Tail-fin markings on nearly all the planes found by CNN in Moskitia show they originated in the US. The first US official told CNN that dozens of planes had been bought at US auctions by shell companies and then shipped south.

Some of the planes lay damaged, rusting and exposed on the edge of makeshift former airstrips, rendered unusable by large craters created by Honduran military explosives. Others were hidden, submerged in the bend of a river, yet visible from the helicopter.

Honduran military officers told CNN the traffickers had managed to reach an understanding with local fishermen on how to recover cocaine lost in accidents or interceptions by law enforcement. If a smuggler anticipates he might be caught, he throws the cocaine overboard, attached to a flotation device. Such bundles usually weigh 30 kilos (66 pounds), and fishermen are paid $150,000 if they hand them back to the cartels.

While US technological assistance has helped reduce the number of illegal drug flights coming out of Colombian territory to almost zero, traffickers have an easy alternative just across the border in Venezuela. “One of the problems we face is that the border area is very large,” Colombian Colonel Mauricio Gonzalez told CNN. “We’ve stopped the flights that try to depart Colombia with drugs, but narcotraffickers take advantage of the areas we cannot control.”

Crossing the border

Ongoing tensions, in which Colombia has recognized Venezuela’s opposition leader Juan Guaido as its interim president, meant few Colombian officials would mention Venezuela by name. But it was clear that most of the cocaine grown in Colombia’s Vichada border region is trafficked across the long, porous eastern border.
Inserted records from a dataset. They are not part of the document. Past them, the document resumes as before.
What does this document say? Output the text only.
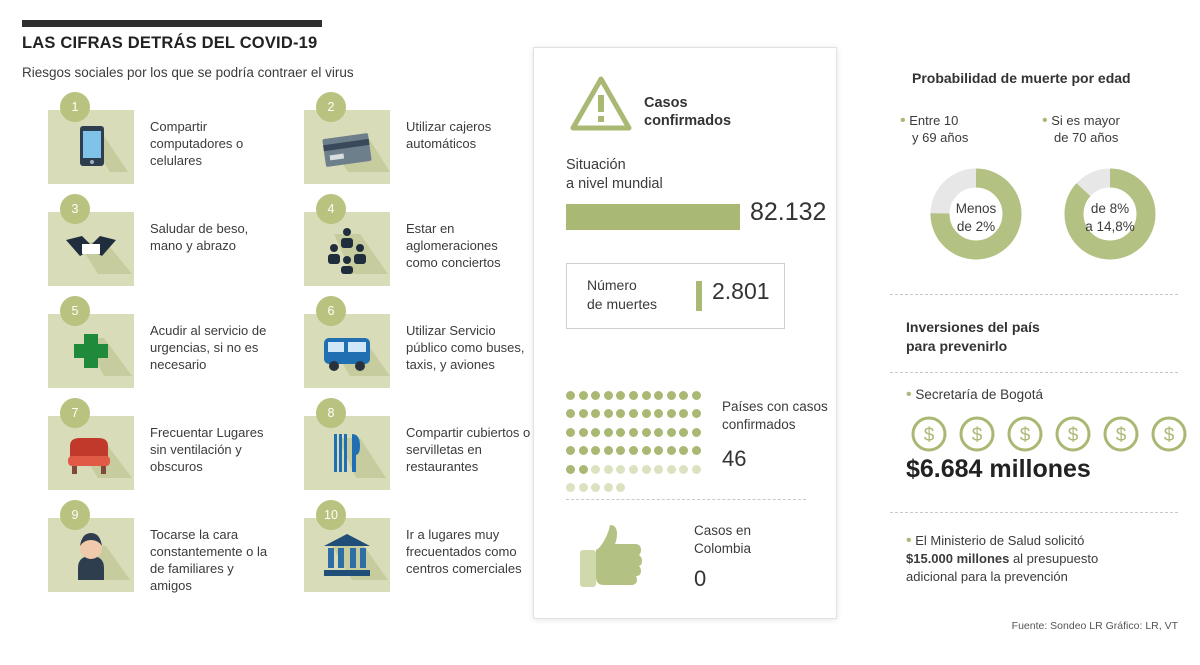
LAS CIFRAS DETRÁS DEL COVID-19
Riesgos sociales por los que se podría contraer el virus
1
Compartir computadores o celulares
2
Utilizar cajeros automáticos
3
Saludar de beso, mano y abrazo
4
Estar en aglomeraciones como conciertos
5
Acudir al servicio de urgencias, si no es necesario
6
Utilizar Servicio público como buses, taxis, y aviones
7
Frecuentar Lugares sin ventilación y obscuros
8
Compartir cubiertos o servilletas en restaurantes
9
Tocarse la cara constantemente o la de familiares y amigos
10
Ir a lugares muy frecuentados como centros comerciales
Casos
confirmados
Situación
a nivel mundial
82.132
Número
de muertes 2.801
Países con casos
confirmados
46
Casos en
Colombia
0
Probabilidad de muerte por edad
• Entre 10
y 69 años
• Si es mayor
de 70 años
Menos
de 2%
de 8%
a 14,8%
Inversiones del país
para prevenirlo
• Secretaría de Bogotá
$ $ $ $ $ $
$6.684 millones
• El Ministerio de Salud solicitó
$15.000 millones al presupuesto
adicional para la prevención
Fuente: Sondeo LR Gráfico: LR, VT
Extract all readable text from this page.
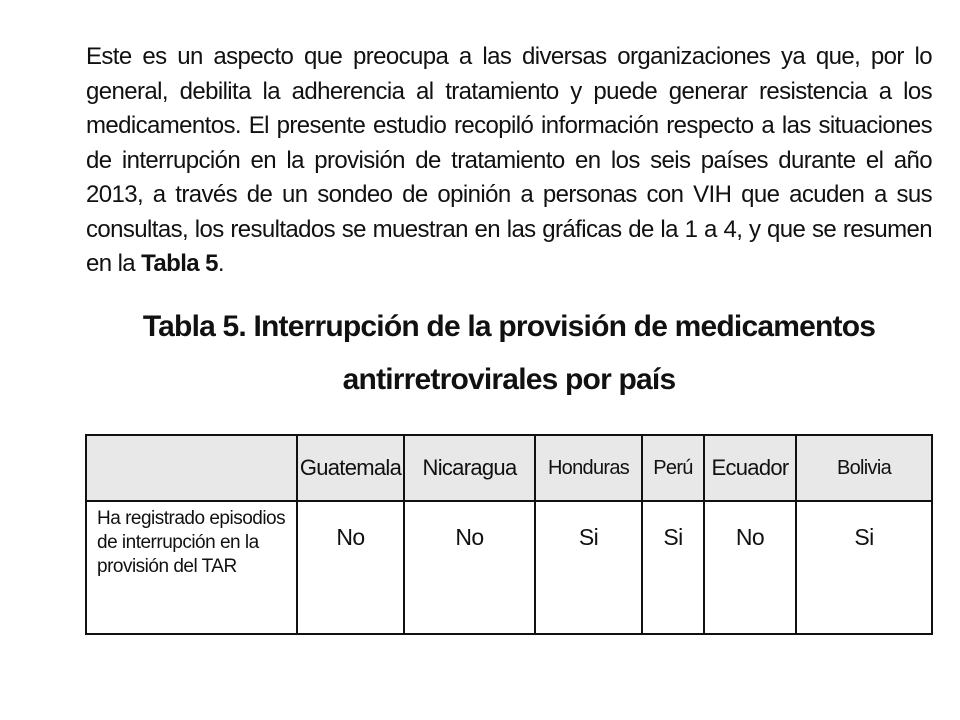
Este es un aspecto que preocupa a las diversas organizaciones ya que, por lo general, debilita la adherencia al tratamiento y puede generar resistencia a los medicamentos. El presente estudio recopiló información respecto a las situaciones de interrupción en la provisión de tratamiento en los seis países durante el año 2013, a través de un sondeo de opinión a personas con VIH que acuden a sus consultas, los resultados se muestran en las gráficas de la 1 a 4, y que se resumen en la Tabla 5.

Tabla 5. Interrupción de la provisión de medicamentos
antirretrovirales por país
	Guatemala	Nicaragua	Honduras	Perú	Ecuador	Bolivia
Ha registrado episodios de interrupción en la provisión del TAR	No	No	Si	Si	No	Si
The Colombian Air Force flew CNN over Vichada, to see the dozens of “trochas”, or tiny pathways, along which pure cocaine powder or less refined paste is trafficked. Small clearings in the forest where coca leaves are harvested, and tiny white shacks – suspected of being cocaine laboratories – were easy to spot.
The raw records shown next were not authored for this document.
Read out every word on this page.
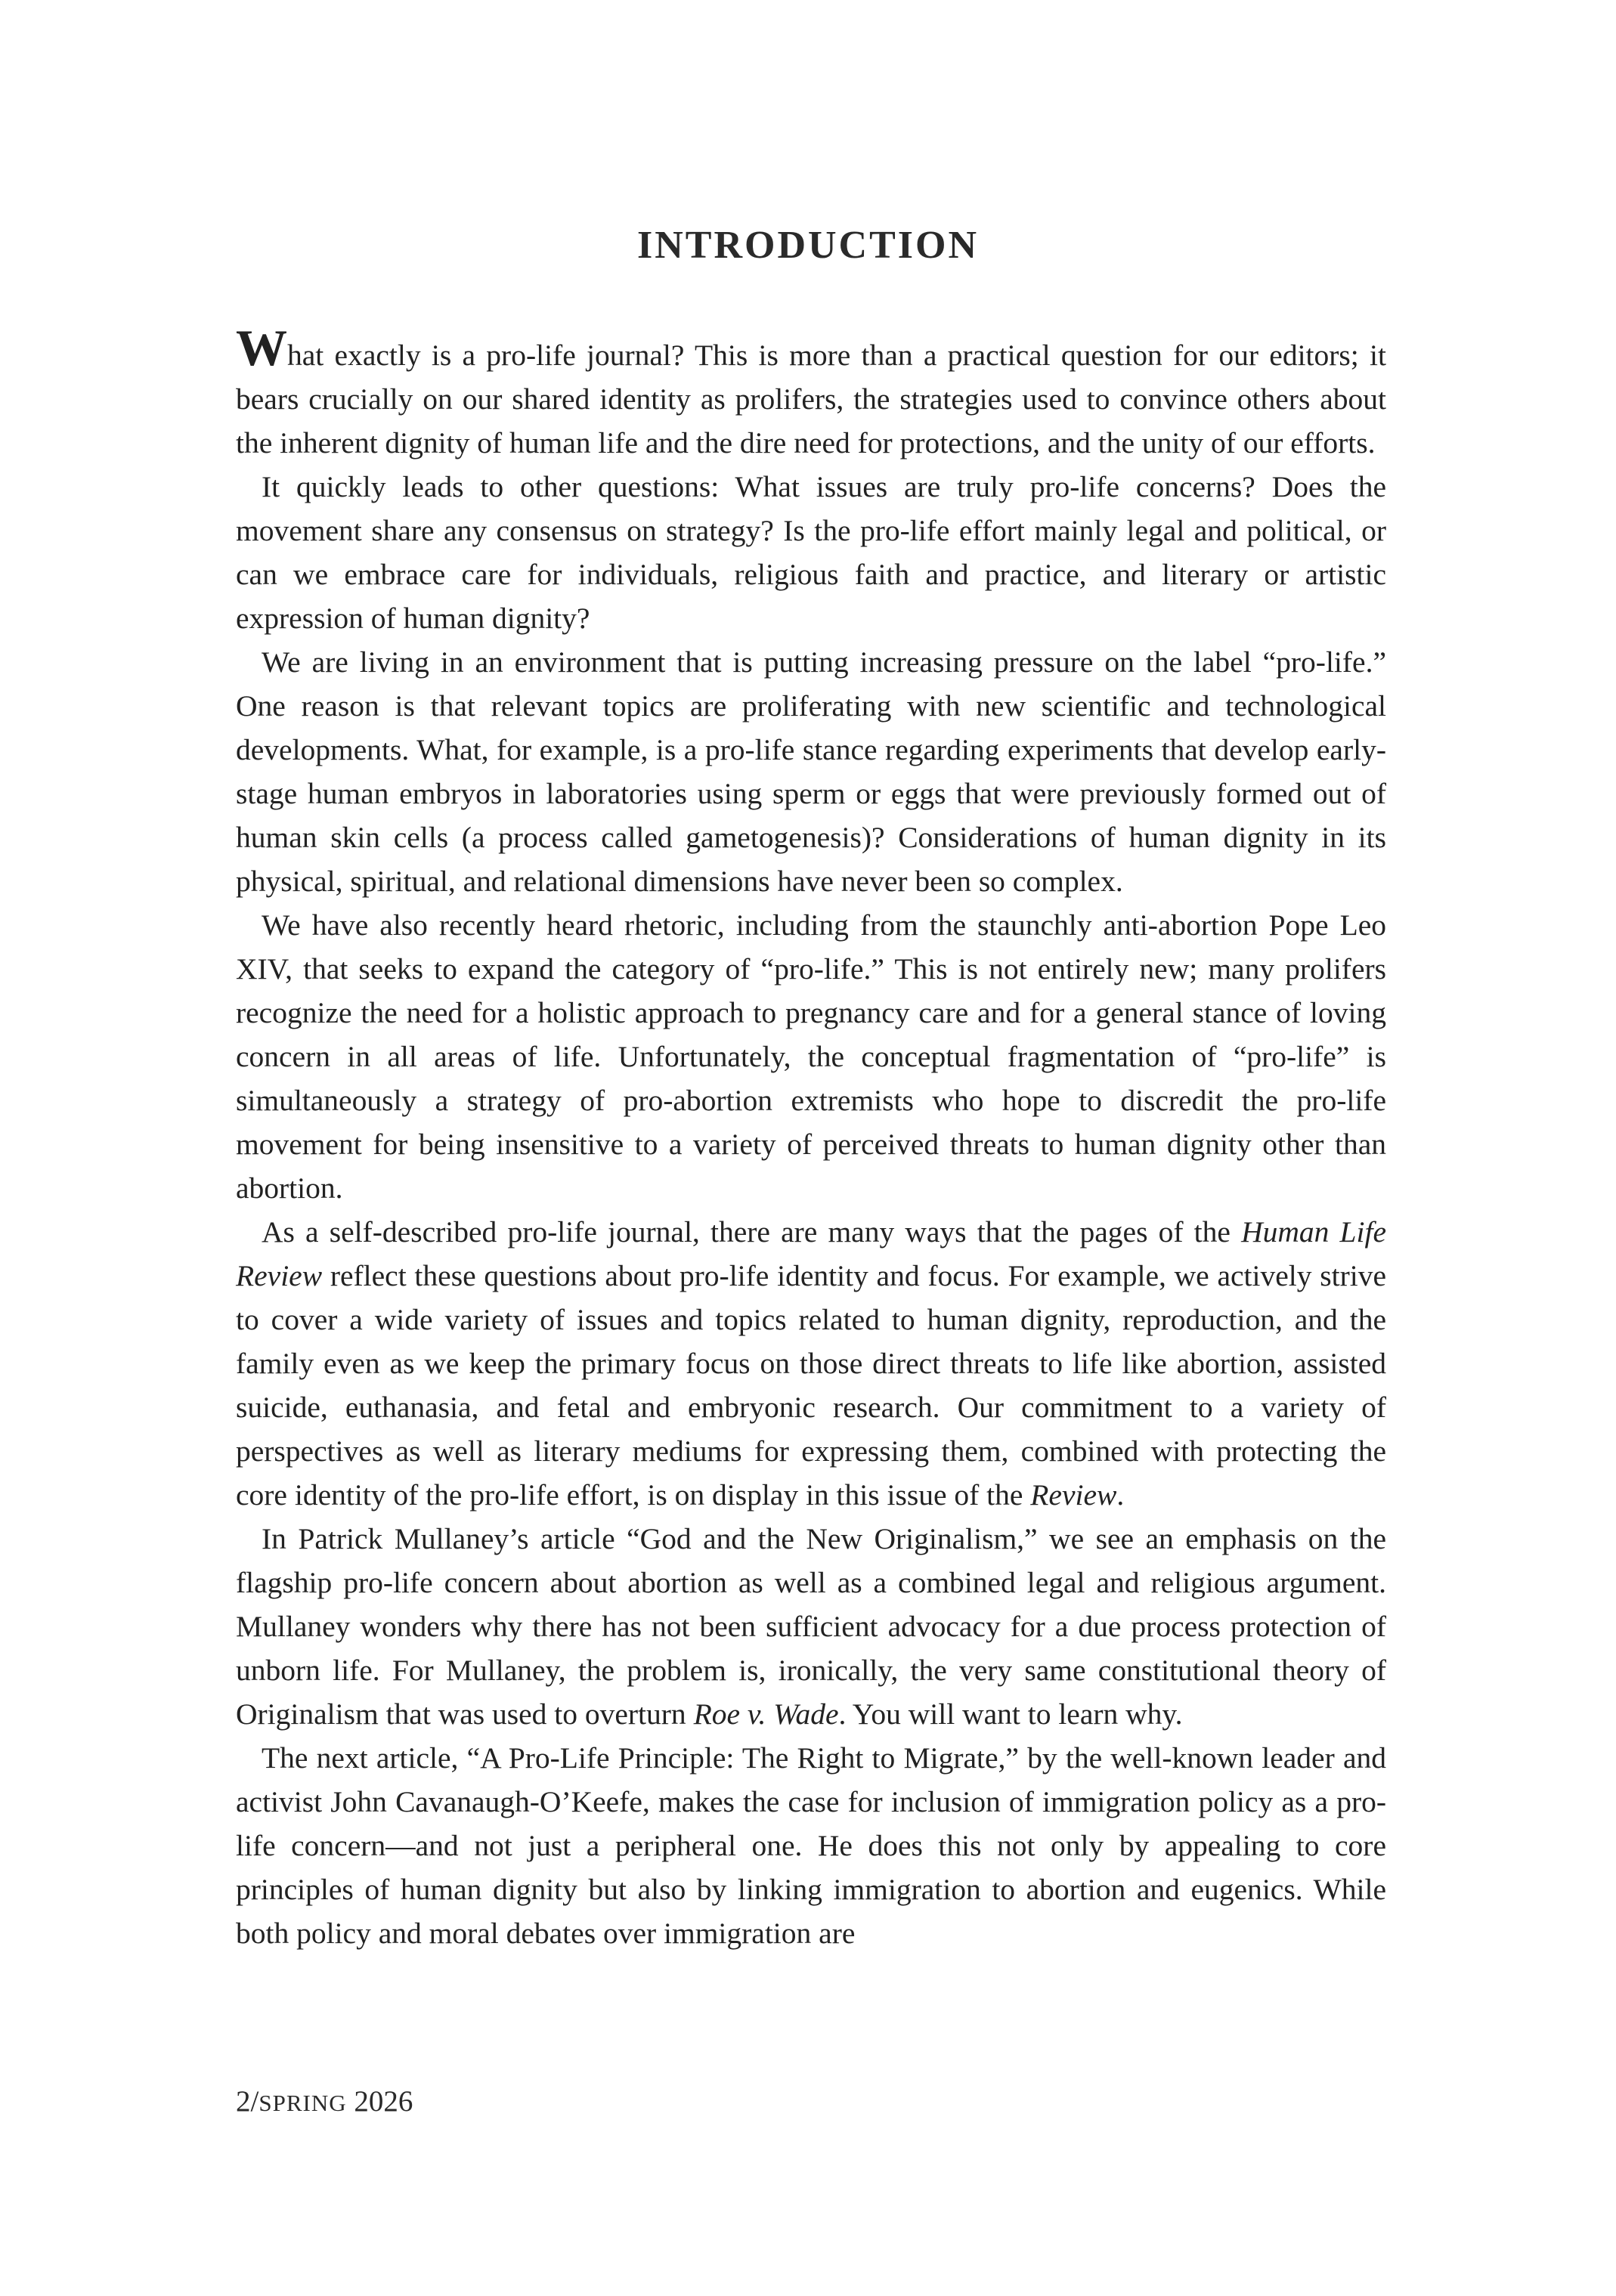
INTRODUCTION

What exactly is a pro-life journal? This is more than a practical question for our editors; it bears crucially on our shared identity as prolifers, the strategies used to convince others about the inherent dignity of human life and the dire need for protections, and the unity of our efforts.

It quickly leads to other questions: What issues are truly pro-life concerns? Does the movement share any consensus on strategy? Is the pro-life effort mainly legal and political, or can we embrace care for individuals, religious faith and practice, and literary or artistic expression of human dignity?

We are living in an environment that is putting increasing pressure on the label “pro-life.” One reason is that relevant topics are proliferating with new scientific and technological developments. What, for example, is a pro-life stance regarding experiments that develop early-stage human embryos in laboratories using sperm or eggs that were previously formed out of human skin cells (a process called gametogenesis)? Considerations of human dignity in its physical, spiritual, and relational dimensions have never been so complex.

We have also recently heard rhetoric, including from the staunchly anti-abortion Pope Leo XIV, that seeks to expand the category of “pro-life.” This is not entirely new; many prolifers recognize the need for a holistic approach to pregnancy care and for a general stance of loving concern in all areas of life. Unfortunately, the conceptual fragmentation of “pro-life” is simultaneously a strategy of pro-abortion extremists who hope to discredit the pro-life movement for being insensitive to a variety of perceived threats to human dignity other than abortion.

As a self-described pro-life journal, there are many ways that the pages of the Human Life Review reflect these questions about pro-life identity and focus. For example, we actively strive to cover a wide variety of issues and topics related to human dignity, reproduction, and the family even as we keep the primary focus on those direct threats to life like abortion, assisted suicide, euthanasia, and fetal and embryonic research. Our commitment to a variety of perspectives as well as literary mediums for expressing them, combined with protecting the core identity of the pro-life effort, is on display in this issue of the Review.

In Patrick Mullaney’s article “God and the New Originalism,” we see an emphasis on the flagship pro-life concern about abortion as well as a combined legal and religious argument. Mullaney wonders why there has not been sufficient advocacy for a due process protection of unborn life. For Mullaney, the problem is, ironically, the very same constitutional theory of Originalism that was used to overturn Roe v. Wade. You will want to learn why.

The next article, “A Pro-Life Principle: The Right to Migrate,” by the well-known leader and activist John Cavanaugh-O’Keefe, makes the case for inclusion of immigration policy as a pro-life concern—and not just a peripheral one. He does this not only by appealing to core principles of human dignity but also by linking immigration to abortion and eugenics. While both policy and moral debates over immigration are

2/SPRING 2026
The Colombian helicopters are not allowed to fly closer than five miles to Venezuela’s actual border, and stay above 2,300 feet to avoid risking the machine-gun fire of drug traffickers below. The helicopter CNN flew in dropped leaflets on the villages below, encouraging locals to respect the environment they lived in, an oblique code for turning their backs on the drug trade.

Once inside Venezuela, the drugs are then whisked through military checkpoints and escorted or waved on by the army, allege US and regional officials and several Venezuelan army defectors.

A defector from the Venezuelan border patrol told CNN that it was once his task to pick out trucks carrying traffickers’ cocaine and ensure they passed through the border swiftly. He said this happened as often as three times a week, during the five-year period he served in the border region.

“Brainwashed with food handouts”

“The cars that crossed with both weapons and drugs were pick-up (trucks),” the defector told CNN, hiding his identity and location for fear of reprisals. “We would be told the color and make of the truck, and when (it would come) – usually at just after dawn or dusk.”

Speaking in hiding with his family in Colombia, he said his senior officers provided precise instructions. “Everything was coordinated by the brigade commander. He’d send a lieutenant to tell you what needed to cross, and this was arranged high up above. Those who didn’t agree were swapped out… Automatically.”

The defector described how tensions mounted in the early months of 2019, as the power struggle between Guaido and Maduro ramped up inside his border region. His unit was almost confined to barracks, but permitted to let the vital border contraband continue at pace.

“We were locked on the base” when not on duty, he said. “The general would say: ‘Everyone must be with us. Leave, or speak against the government – you’ll get arrested.’”

“They had us brainwashed with food handouts,” he added, referring to the subsidized food boxes that help state employees deal with the devastating impact of hyperinflation on family food purchases.

“One night, I couldn’t take it anymore. I went home, and told my wife, ‘We leave for Colombia!’ My son started crying and son said: ‘Dad what are we going to do?’ But I knew if they stayed without me they’d be captured or interrogated.” He and his family fled across the border at 3 a.m., using a route the he had noticed was being badly guarded.